Letztere Theorie ging mir wirklich unter die Haut, weil ich wusste, dass Alexander diese Theorie und dieses Gerücht in die Welt gesetzt hatte. Kurz nach Sabrinas Beerdigung erzählte er meinen Eltern und den meisten aus dem Rudel, Sabrina sei in dieser Nacht nur im Wald gewesen, um mich zu retten. Er sagte auch, ich wäre losgegangen, um einen Jungen zu treffen. Ich habe keine Ahnung, warum er so etwas sagt. Ich hatte nie einen Freund, und Sabrina war diejenige, die mich gebeten hatte, sie im Wald zu treffen.
Dieses Gerücht war der Hauptgrund dafür, dass ich in der Nacht meiner ersten Schicht von meiner Mutter verprügelt wurde. Und es ist wahrscheinlich auch der Grund dafür, dass sich die Rudelmitglieder meinen Tod wünschen.
Bemerkenswerterweise habe ich mich jedoch nie getraut, mich zu verteidigen. Die Wahrheit zu sagen, wäre gleichbedeutend damit, sowohl über Sabrina als auch über unseren zukünftigen Alpha schlecht zu reden … und hätte wahrscheinlich zum Tode geführt.
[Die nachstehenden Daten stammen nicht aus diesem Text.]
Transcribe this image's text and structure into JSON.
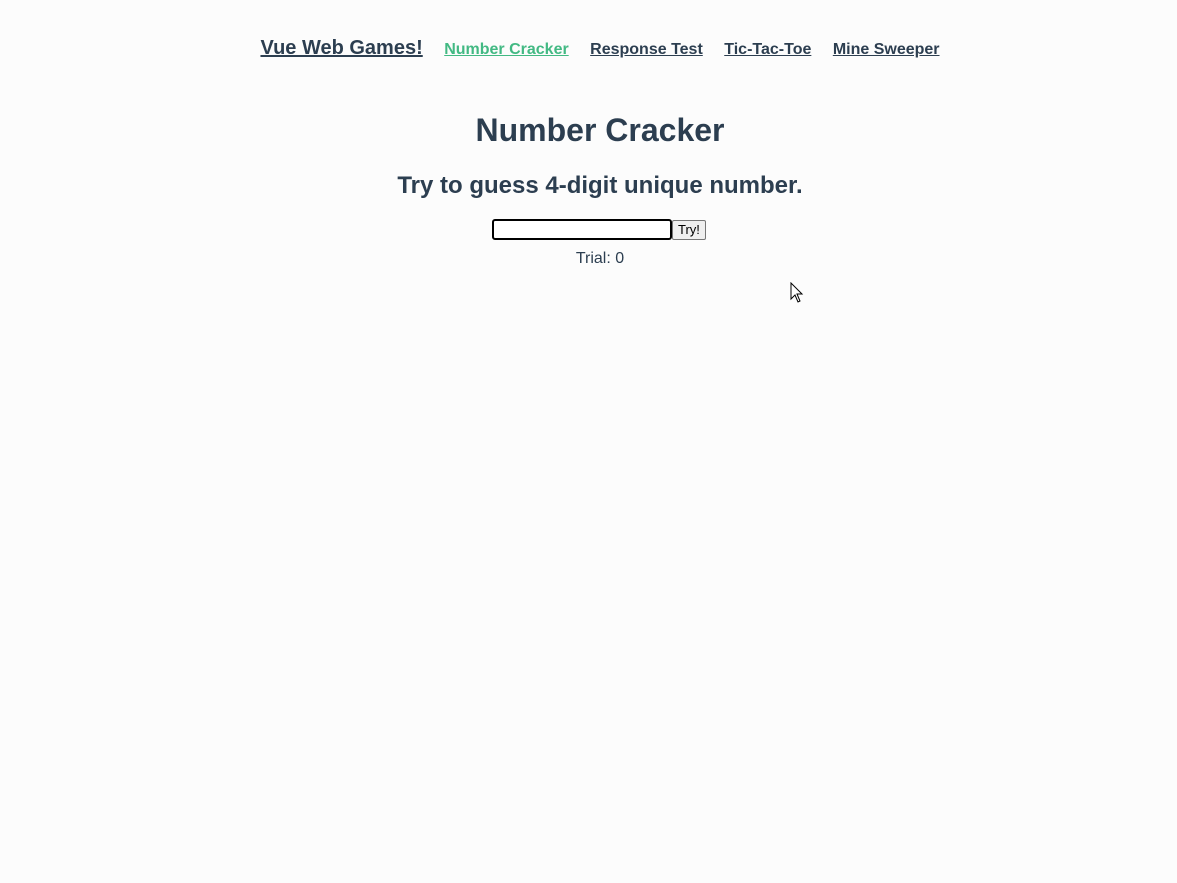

Also habe ich mich einfach immer durchgekämpft. Einer meiner Überlebensgründe ist der Glaube daran, dass eines Tages alles anders sein wird. Außerdem habe ich jede Gelegenheit genutzt, das Rudel zu verlassen.
Ich habe zum Beispiel die High School schnell absolviert, um früher meinen Abschluss zu machen, und bin dann aufs College gegangen. Um nicht nach Hause fahren zu müssen, habe ich mir viele Credit Points angesammelt und jedes Semester besucht – auch die kurzen Wintersemester. Außerdem nutze ich ein spezielles Schnellprogramm, das speziell für Werwolfärzte angeboten wird. Angesichts all dessen gehe ich davon aus, dass ich in ein paar Jahren eine vollwertige Werwolfärztin sein kann.
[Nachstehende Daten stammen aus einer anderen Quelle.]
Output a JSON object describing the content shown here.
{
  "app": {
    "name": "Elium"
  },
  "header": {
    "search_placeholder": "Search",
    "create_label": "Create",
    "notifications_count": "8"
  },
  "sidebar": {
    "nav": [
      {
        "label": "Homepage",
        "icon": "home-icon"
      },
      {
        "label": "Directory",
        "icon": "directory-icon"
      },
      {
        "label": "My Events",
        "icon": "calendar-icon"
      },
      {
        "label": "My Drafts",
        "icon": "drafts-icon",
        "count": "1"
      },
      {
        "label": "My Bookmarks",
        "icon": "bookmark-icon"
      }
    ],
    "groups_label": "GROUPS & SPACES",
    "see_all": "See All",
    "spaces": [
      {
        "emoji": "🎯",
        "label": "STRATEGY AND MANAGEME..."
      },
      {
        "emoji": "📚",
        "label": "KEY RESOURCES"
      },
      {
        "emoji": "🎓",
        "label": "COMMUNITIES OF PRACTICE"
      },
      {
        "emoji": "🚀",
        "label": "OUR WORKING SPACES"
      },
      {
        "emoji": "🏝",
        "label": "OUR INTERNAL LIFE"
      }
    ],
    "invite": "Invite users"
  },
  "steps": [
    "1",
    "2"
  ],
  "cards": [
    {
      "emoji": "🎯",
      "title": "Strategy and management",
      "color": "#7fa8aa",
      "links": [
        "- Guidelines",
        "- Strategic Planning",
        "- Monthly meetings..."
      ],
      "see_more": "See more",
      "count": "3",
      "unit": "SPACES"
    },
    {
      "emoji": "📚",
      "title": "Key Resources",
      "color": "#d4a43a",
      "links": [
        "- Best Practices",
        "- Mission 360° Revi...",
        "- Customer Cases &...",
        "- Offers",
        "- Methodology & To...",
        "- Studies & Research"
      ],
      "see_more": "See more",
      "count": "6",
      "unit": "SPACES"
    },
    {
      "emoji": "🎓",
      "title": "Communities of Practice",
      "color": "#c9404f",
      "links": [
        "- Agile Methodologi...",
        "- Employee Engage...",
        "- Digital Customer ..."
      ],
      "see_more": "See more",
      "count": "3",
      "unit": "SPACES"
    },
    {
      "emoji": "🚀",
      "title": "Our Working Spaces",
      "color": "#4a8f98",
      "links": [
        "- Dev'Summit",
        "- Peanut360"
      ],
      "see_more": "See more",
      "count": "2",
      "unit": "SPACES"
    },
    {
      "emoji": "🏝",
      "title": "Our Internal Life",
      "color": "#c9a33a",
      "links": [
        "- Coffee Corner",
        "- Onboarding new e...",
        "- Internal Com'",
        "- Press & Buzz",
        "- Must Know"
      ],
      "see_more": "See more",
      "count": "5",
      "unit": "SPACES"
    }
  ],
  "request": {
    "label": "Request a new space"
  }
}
Bis ich meine volle Lizenz und Unabhängigkeit erlangt habe, werde ich weiterhin den Schatten meiner Schwester und den damit verbundenen Schmerz ertragen müssen. Ich muss an beiden ihrer Feiertage anwesend sein – alle Rudelmitglieder müssen das; es gibt keine Ausnahmen –, aber glücklicherweise gehören diese zu den wenigen Gelegenheiten, an denen ich heutzutage zuverlässig im Western Mountain-Rudel anzutreffen bin.
Mein ultimatives Ziel ist es, meinen Gefährten zu treffen und Rudelarzt in seinem Rudel zu werden … und ich bete zur Mondgöttin, dass es nicht das Western Mountain-Rudel ist. Sollte mein Gefährte, Gott bewahre, in diesem Rudel sein, kann ich ihn vielleicht überzeugen, mit mir das Rudel zu wechseln.
So die Göttin will.
Morgen ist mein Geburtstag. Ich denke, dann werden wir es erfahren.